A Storied Past: License! Global Celebrates 15 Years
Feb 01, 2013
By Nicole Davis
When the bottom dropped out of the U.S. economy at the end of 2007, evergreen brands, with their already established fan base, rose to the top. Activity shifted from creating new franchises to capitalizing on old ones.
Over the last five years, Warner Bros. ramped up activity for Looney Tunes; Sanrio's Hello Kitty celebrated its 35th anniversary; Iconix, which had previously focused on fashion brands, acquired the classic Peanuts franchise in 2010; LEGO diversified its offerings through crossover lines with other evergreens like Marvel and DC superheroes, The Lord of the Rings and Star Wars; Hasbro rebuilt its Transformers brand; DreamWorks acquired Classic Media and its slate of classics including Casper the Friendly Ghost and The Lone Ranger; and Nickelodeon's Dora the Explorer remained a constant on the kids' scene.
Licensors that didn't already have strong evergreens, and even those that did, looked to the past, causing a rash of retro revivals, from CBS's Star Trek to Nickelodeon's recent reboot of the Teenage Mutant Ninja Turtles.
Despite the ailing economy, in 2010, Haim Saban created the brand management company Saban Brands and re-launched Power Rangers. The company plans to re-introduce two more retro brands this year–Digimon and Popples.
And then of course, there are the superheroes. While no one can quite explain the current craze, a large part of the success behind these brands lies in their longevity. These characters have been around for decades, and yet have the very superhero-esque ability to come back to life again and again, fresher and more appealing every time.

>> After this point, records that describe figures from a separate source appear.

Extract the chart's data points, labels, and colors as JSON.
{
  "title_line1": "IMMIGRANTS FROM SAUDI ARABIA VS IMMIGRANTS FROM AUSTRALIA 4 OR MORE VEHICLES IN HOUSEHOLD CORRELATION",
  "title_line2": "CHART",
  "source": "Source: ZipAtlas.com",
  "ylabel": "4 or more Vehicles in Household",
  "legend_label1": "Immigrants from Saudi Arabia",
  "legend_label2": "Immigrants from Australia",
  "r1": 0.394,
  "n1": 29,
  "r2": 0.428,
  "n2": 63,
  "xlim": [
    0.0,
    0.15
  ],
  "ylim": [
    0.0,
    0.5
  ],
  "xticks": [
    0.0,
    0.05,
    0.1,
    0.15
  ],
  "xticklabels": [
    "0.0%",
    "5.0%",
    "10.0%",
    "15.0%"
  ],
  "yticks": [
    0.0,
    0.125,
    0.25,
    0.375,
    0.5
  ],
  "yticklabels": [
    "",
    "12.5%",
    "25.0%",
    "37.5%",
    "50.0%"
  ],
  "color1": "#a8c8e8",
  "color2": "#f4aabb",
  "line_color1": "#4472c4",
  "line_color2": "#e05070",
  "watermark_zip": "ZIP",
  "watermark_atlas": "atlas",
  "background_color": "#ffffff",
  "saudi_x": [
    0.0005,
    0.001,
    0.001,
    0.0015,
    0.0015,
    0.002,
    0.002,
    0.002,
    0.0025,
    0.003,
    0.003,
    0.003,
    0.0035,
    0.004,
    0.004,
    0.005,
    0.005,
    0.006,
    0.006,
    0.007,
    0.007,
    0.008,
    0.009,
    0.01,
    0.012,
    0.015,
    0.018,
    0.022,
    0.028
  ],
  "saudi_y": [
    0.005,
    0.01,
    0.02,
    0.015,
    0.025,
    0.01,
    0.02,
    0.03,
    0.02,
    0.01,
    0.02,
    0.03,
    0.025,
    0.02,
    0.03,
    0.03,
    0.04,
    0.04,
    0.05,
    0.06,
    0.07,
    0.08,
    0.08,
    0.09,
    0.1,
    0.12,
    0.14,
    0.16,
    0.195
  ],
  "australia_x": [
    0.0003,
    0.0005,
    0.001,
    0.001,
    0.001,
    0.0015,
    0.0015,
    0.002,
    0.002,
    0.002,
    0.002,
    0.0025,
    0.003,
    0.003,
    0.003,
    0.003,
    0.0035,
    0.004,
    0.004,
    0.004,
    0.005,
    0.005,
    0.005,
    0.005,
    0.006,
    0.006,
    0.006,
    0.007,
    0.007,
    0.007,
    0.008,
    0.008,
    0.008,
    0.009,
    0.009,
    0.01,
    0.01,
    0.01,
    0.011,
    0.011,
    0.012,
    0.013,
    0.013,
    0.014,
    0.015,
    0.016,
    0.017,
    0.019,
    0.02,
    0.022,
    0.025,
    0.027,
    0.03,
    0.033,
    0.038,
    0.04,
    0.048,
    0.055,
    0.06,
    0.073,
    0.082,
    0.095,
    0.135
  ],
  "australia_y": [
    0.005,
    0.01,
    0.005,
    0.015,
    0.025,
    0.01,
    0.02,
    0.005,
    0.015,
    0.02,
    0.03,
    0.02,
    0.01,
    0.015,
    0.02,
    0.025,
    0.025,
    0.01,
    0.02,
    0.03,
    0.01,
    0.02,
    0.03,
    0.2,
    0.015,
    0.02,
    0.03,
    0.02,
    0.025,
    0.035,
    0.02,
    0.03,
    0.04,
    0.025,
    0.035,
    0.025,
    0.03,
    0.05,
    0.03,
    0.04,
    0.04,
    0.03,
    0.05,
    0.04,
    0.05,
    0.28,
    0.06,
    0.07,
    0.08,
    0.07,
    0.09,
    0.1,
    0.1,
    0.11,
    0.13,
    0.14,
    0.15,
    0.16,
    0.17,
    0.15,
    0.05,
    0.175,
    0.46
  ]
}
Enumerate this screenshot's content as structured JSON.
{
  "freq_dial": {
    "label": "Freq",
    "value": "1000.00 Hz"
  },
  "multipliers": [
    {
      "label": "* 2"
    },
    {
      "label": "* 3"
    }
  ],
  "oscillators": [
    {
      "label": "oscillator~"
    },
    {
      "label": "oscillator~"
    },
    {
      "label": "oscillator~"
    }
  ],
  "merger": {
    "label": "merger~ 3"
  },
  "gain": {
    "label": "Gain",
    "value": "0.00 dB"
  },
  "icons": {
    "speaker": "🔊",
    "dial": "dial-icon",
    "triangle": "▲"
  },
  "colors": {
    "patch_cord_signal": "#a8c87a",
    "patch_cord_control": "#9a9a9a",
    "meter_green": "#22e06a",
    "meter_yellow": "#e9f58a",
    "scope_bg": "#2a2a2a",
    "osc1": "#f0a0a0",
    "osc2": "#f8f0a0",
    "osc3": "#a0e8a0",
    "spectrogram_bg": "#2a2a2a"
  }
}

In 2011, Warner Bros.' reorganization of DC Entertainment led to an abundance of feature films, the most recent of which (2012's The Dark Knight Rises) brought in more than $1 billion in ticket sales alone. But in the arena of superhero franchises, Marvel's The Avengers takes the prize; the film broke box-office records and inspired hundreds of licensed products in 2012. Both DC and Marvel have also expanded their content to the small screen with superhero-themed TV shows like "Ultimate Spider-Man" on Disney XD and "Green Lantern: The Animated Series" on Cartoon Network.